Oppenheimer and the resurgence of Blu-ray and DVDs: How to stop your films and music from disappearing::In an era where many films and albums are stored in the cloud, “streaming anxiety” is making people buy more DVDs, records – and even cassette tapes.
What are you on about? In the US at least, there’s no legal restriction on you playing 4K Blu-Ray movies on a PC.
The drive is not the issue.
Most Blu-Ray disks have DRM encryption. There simply doesn’t seem to be a (legal) decryption mechanism on PC, probably to avoid people ripping the movies.
I was under the impression that software like PowerDVD could play 4K HDR media if you’re using Windows.
And at the end of the day, it is also (generally accepted as ‘probably’) legal to decrypt the media using whatever other methods available as long as you are only doing so to back up or enable viewing for yourself.
No, PowerDVD doesn’t support it. It requires discontinued Intel SGX hardware features which are not present in current products. https://www.cyberlink.com/support-center/faq/content?id=19144
AACSv2, which is used to DRM UHD bluray disks has just been broken. Maybe we’ll see a new generation of backup tools soon.

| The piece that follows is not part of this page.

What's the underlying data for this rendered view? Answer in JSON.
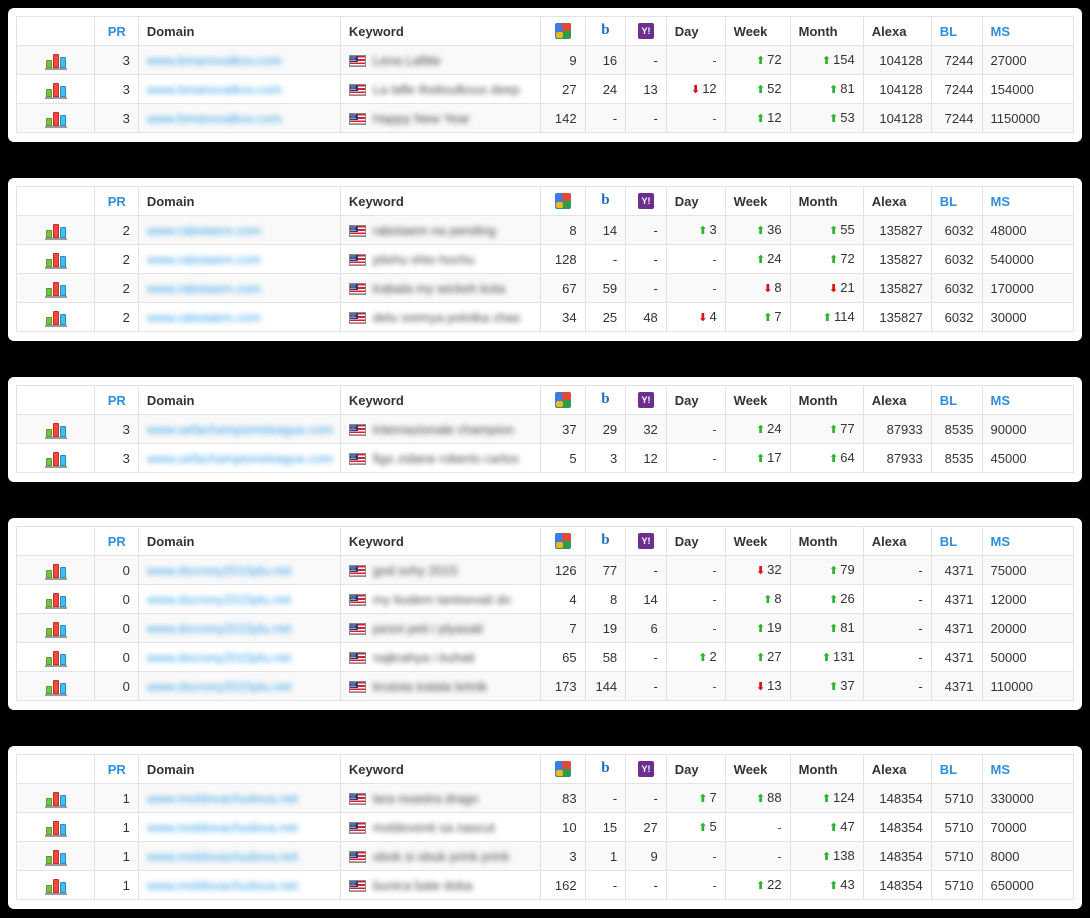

https://media.ccc.de/v/37c3-12296-full_aacsess_exposing_and_exploiting_aacsv2_uhd_drm_for_your_viewing_pleasure
Sounds good. I didn’t have issues sourcing 4k UHD pirated material.
I’m curious as well. I googled to make sure there was a PC Blu-ray drive, and there is.
But there is a regulation prohibiting breaking the DRM. And obtaining a program that can decrypt the disk and save the file while having keys to latest disks is hard.